British financial institutions will lose key passporting rights across EU unless Britain remains part of the European single market or at least the European Economic Area (EEA), Bundesbank president Jens Weidmann warned.
In an interview with the Guardian, Weidmann added that London’s position as a global financial center would be dealt a severe blow if the UK government fails to negotiate a deal to remain within the single market.
"Passporting rights are tied to the single market and would automatically cease to apply if Great Britain is no longer at least part of the European Economic Area," head of the German central bank told the British publication.
Passporting rights allow firms to use London as a hub for EU clients without the need for licences. Without these rights, several London-based businesses would reconsider their location after Brexit, he opined.
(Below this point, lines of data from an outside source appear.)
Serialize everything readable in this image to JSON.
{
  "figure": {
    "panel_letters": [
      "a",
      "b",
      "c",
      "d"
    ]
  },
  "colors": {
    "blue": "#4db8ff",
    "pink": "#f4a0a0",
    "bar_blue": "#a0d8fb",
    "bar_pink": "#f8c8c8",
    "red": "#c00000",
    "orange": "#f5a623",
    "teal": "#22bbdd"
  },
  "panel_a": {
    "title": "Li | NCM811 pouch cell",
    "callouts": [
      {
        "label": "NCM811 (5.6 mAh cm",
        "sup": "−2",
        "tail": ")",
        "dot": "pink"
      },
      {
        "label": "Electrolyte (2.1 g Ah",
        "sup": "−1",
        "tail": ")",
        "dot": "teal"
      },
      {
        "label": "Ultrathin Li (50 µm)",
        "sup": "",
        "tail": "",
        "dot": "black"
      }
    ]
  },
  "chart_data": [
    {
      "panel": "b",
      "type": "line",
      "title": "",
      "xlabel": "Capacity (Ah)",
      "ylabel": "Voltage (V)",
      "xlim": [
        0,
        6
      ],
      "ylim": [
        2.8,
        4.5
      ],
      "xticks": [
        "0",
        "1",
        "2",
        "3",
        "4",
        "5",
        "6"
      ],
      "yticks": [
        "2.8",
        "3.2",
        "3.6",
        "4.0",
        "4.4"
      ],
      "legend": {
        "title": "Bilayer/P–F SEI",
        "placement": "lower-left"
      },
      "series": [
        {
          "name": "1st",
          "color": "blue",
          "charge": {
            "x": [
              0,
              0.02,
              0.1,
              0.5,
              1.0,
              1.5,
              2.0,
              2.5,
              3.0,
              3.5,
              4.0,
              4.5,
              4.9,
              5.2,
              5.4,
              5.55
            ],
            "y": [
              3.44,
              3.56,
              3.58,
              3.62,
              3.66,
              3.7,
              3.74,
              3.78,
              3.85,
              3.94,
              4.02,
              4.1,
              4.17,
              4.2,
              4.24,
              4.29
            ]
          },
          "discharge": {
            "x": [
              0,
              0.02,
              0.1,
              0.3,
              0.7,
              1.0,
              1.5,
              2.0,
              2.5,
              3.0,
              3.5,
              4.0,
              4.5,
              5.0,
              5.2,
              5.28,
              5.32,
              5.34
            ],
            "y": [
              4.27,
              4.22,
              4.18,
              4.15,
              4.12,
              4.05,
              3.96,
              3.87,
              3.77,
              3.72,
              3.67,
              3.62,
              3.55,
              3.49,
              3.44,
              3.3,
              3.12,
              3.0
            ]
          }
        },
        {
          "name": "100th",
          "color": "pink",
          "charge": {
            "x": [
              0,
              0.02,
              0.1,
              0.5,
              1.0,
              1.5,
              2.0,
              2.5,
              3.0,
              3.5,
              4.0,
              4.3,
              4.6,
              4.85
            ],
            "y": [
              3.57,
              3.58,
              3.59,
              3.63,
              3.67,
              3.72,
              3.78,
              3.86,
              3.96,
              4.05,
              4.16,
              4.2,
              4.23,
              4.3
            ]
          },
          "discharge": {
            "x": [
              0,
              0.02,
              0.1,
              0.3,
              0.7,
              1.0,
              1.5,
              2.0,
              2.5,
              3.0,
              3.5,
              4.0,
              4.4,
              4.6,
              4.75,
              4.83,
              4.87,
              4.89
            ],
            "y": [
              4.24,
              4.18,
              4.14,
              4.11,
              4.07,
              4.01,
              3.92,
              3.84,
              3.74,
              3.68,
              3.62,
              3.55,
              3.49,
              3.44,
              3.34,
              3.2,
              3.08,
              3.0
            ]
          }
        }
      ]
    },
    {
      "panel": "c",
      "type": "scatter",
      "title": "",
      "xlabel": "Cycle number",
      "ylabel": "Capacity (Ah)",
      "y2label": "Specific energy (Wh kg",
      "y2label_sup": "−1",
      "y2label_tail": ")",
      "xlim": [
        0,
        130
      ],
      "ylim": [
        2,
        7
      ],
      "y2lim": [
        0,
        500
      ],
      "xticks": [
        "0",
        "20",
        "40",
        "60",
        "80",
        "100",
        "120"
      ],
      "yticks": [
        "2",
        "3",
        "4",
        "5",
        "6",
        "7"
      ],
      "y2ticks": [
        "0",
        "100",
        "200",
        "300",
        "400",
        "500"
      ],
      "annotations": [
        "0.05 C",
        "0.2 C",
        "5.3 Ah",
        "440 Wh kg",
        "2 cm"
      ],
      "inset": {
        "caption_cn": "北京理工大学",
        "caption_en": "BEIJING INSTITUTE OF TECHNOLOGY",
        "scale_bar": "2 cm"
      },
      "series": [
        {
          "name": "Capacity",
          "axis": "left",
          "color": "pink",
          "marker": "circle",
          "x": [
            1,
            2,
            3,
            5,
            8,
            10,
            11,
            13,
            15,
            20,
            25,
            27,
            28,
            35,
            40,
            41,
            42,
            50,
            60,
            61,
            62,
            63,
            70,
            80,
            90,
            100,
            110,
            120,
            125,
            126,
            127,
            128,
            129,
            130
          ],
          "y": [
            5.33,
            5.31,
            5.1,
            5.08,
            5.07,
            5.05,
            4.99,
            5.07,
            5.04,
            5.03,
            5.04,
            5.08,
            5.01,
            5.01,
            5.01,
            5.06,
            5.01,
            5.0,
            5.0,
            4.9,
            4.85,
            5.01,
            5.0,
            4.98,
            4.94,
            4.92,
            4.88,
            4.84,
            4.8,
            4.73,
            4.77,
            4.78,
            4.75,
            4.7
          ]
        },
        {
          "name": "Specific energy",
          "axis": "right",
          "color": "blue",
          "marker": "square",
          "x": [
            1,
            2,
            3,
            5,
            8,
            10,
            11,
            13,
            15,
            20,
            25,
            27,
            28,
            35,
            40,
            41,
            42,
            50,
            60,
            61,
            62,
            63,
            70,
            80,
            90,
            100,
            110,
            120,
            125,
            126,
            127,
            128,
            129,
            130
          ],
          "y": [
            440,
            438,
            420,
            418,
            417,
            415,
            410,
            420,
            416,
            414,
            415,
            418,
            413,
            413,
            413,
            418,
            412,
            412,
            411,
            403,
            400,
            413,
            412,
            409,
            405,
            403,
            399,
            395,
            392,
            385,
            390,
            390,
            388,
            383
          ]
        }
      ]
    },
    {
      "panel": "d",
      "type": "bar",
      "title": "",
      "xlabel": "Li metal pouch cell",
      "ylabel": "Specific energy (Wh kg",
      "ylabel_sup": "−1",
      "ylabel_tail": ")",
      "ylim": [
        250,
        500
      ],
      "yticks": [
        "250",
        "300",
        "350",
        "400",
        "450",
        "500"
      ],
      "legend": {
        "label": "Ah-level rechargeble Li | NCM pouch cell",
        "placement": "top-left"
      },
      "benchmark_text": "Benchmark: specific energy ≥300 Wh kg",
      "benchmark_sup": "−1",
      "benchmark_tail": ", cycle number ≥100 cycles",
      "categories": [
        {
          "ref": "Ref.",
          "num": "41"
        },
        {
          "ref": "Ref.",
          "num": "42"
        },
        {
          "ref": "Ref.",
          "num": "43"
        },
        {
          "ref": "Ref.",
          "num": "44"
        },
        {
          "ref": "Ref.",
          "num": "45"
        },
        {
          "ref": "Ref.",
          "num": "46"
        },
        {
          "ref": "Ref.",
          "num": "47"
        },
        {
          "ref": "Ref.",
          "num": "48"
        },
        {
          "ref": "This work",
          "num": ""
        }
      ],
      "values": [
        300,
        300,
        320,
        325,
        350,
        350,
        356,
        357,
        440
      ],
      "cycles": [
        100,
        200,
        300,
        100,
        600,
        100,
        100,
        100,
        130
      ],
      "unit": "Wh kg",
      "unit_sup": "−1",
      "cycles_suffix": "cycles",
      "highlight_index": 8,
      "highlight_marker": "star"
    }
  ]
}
"As a significant financial centre and the seat of important regulatory and supervisory bodies, Frankfurt is attractive and will welcome newcomers. But I don't expect a mass exodus from London to Frankfurt," he said.
He also cautioned that it was far too early to judge the economic impact of UK’s vote to leave the EU.
“Britain hasn’t even applied to leave yet,” he said.
“To assume on the basis of the developments so far that there won’t be any negative consequences would be to draw false conclusions. Great Britain is very closely tied to the EU and Germany. If you reduce these relations to that of a third country, it will suppress economic growth in Britain.”